Sedangkan bila statusnya Kelompok Separatis Bersenjata (KSB) maka kewenangannya di bawah kendali TNI. Sehingga selama ini penanganan OPM sepenuhnya ada dibawah komando kepolisian dengan di bantu TNI sebagai mitra.
Sebenarnya tak dinaikkan statusnya OPM pun sudah separatis karena gangguan keamanan selalu saja terjadi sepanjang tahun dan yang dituntut selalu merdeka dari Indonesia.
Implikasi positifnya bila masih ditetapkan sebagai KKB adalah eskalasi sosial politik apapun yang terjadi papua masih disebut tertib sipil sehingga penanganannya tidak sampai represif. Tetapi sisi buruknya adalah operasi penumpasannya tidak bisa agresif tetapi defensif, menunggu ada serangan baru ditindak.
Sedangkan bila status OPM dinaikkan menjadi kelompok separatis. Resiko yang tak terhindarkan adalah pola dan operasi penanganan OPM akan berubah drastis, yakni dari operasi persuasif menjadi operasi represif yang pernah diterapkan di aceh kala itu sebagai Daerah Operasi Militer (DOM).
Pendekatan demikian bisa memperburuk keadaan dan justru akan menciptakan kekerasan baru yang menelan lebih banyak korban lagi.

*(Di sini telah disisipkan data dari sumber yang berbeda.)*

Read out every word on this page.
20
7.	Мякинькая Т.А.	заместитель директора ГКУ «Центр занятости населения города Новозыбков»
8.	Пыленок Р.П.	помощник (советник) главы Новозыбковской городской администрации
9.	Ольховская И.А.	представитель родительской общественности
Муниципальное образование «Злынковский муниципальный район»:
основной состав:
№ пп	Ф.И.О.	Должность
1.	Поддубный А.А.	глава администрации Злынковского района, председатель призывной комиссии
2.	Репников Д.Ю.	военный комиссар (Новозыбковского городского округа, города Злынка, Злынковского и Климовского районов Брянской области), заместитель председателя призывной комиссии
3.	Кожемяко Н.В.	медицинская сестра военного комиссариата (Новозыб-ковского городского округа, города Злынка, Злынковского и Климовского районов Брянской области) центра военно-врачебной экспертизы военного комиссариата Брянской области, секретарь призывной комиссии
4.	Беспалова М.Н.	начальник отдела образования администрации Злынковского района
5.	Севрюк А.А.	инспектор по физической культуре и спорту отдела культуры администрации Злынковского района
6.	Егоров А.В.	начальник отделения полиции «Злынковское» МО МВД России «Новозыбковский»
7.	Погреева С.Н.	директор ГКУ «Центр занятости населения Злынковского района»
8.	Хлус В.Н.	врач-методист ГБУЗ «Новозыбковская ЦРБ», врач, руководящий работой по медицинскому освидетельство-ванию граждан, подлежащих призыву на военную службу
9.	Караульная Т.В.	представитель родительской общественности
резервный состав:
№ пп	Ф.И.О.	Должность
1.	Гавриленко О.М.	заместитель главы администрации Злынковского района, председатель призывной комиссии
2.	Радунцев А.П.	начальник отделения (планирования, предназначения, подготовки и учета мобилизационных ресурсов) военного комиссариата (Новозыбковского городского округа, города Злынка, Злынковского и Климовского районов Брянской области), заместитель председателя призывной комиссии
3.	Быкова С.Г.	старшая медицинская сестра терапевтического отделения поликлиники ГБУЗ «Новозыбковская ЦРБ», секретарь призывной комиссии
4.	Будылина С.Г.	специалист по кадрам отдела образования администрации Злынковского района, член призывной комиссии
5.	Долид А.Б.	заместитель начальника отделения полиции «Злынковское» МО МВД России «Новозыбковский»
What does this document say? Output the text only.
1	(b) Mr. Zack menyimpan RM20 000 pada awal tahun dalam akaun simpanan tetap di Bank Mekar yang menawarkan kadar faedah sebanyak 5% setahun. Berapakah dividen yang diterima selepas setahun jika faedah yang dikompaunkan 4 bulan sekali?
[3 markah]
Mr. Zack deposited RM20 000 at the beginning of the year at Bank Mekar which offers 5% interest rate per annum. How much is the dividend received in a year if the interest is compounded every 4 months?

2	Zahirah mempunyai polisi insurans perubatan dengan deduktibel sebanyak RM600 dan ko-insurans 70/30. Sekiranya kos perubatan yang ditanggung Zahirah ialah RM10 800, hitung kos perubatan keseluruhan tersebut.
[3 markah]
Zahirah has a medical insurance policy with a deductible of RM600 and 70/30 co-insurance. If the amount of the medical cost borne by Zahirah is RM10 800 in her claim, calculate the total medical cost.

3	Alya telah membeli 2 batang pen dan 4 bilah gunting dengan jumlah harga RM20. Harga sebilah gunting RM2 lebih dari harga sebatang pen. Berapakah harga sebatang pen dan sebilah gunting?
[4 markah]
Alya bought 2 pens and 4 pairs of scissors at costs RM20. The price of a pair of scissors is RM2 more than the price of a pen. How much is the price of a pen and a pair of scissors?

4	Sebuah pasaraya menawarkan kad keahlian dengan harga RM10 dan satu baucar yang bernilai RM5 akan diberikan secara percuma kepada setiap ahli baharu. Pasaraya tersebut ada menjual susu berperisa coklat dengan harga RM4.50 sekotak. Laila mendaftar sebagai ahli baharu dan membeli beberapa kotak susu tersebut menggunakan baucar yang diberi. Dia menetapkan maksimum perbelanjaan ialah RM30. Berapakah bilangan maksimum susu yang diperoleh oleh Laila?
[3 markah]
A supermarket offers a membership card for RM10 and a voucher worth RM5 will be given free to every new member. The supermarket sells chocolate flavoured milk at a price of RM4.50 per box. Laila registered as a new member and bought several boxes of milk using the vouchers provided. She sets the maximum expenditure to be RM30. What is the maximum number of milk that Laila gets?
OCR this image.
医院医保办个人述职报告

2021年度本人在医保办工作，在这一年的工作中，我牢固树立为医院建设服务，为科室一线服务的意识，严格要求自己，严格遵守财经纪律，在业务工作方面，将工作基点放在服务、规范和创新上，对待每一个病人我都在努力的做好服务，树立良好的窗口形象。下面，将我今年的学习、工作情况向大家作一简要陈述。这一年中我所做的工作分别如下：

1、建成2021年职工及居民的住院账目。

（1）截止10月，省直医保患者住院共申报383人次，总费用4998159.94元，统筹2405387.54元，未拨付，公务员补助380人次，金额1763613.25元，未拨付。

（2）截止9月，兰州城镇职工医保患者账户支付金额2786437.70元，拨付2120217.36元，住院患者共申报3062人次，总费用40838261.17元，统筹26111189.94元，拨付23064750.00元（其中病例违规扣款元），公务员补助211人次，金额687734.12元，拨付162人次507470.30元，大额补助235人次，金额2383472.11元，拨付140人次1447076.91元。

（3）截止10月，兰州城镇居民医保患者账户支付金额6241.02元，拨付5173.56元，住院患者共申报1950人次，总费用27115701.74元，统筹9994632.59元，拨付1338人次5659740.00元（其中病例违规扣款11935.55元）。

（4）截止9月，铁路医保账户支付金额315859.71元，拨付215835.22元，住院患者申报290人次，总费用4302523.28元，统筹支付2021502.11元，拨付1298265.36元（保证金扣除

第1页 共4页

Belajar dari sejarah, penggunaan kekerasan untuk penanganan masalah Papua, terbukti tidak menyelesaikan akar masalah di Papua. Kegagalan masa lalu dalam menangani masalah di Papua selama ini adalah cerminan kegagalan pemerintahan dalam memetakan masalah yang mendasar di Papua.
Perlu pendekatan kompromis dan budaya seperti yang dilakukan ke Gerakan Aceh Merdeka (GAM) di Aceh. Jalan damai dan kebudayaan terbukti berhasil dilakukan Pemerintah dan GAM dalam menyelesaikan konflik Aceh. Malah dianggap penyelesain konflik bersenjata terbaik di dunia sepanjang abad 21.
Sejauh ini pemerintahan sudah lebih baik dalam penanganan persoalan Papua. Pendekatan pembangunan infrastruktur untuk peningkatan keseimbangan ekonomi antar wilayah dan kesejahteraan masyarakat Papua jauh lebih tepat. Meski tetap berlaku juga pendekatan militer mengingat ada beberapa daerah masih rentan konflik bersenjata.
Tapi bila diperbesar lagi model pendekatan militer justru akan mengacaukan upaya positif dari pemerintahan. Bisa-bisa akan membuat dukungan OPM menguat dan membesar.
Sekali lagi, Papua butuh porsi lebih besar prosperity approach (pendekatan kesejahteraan) daripada security approach (pendekatan keamanan). Butuh lebih banyak perlakuan empati daripada intimidasi terhadap saudara-saudara Papua yang sampai hari ini masih ada hal-hal yang berseberangan dengan pemerintahan pusat.
Untuk itu, status OPM cukuplah KKB dan secara bersamaan pembangunan infrastruktur, Pendidikan, dan penyediaan fasilitas kesehatan terus dipercepat sehingga ketimpangan antar wilayah Indonesia terminimalisir.(**)
Oleh : Almira Fadhillah. Penulis adalah mahasiswa Pasca Sarjana Universitas Gunadarma.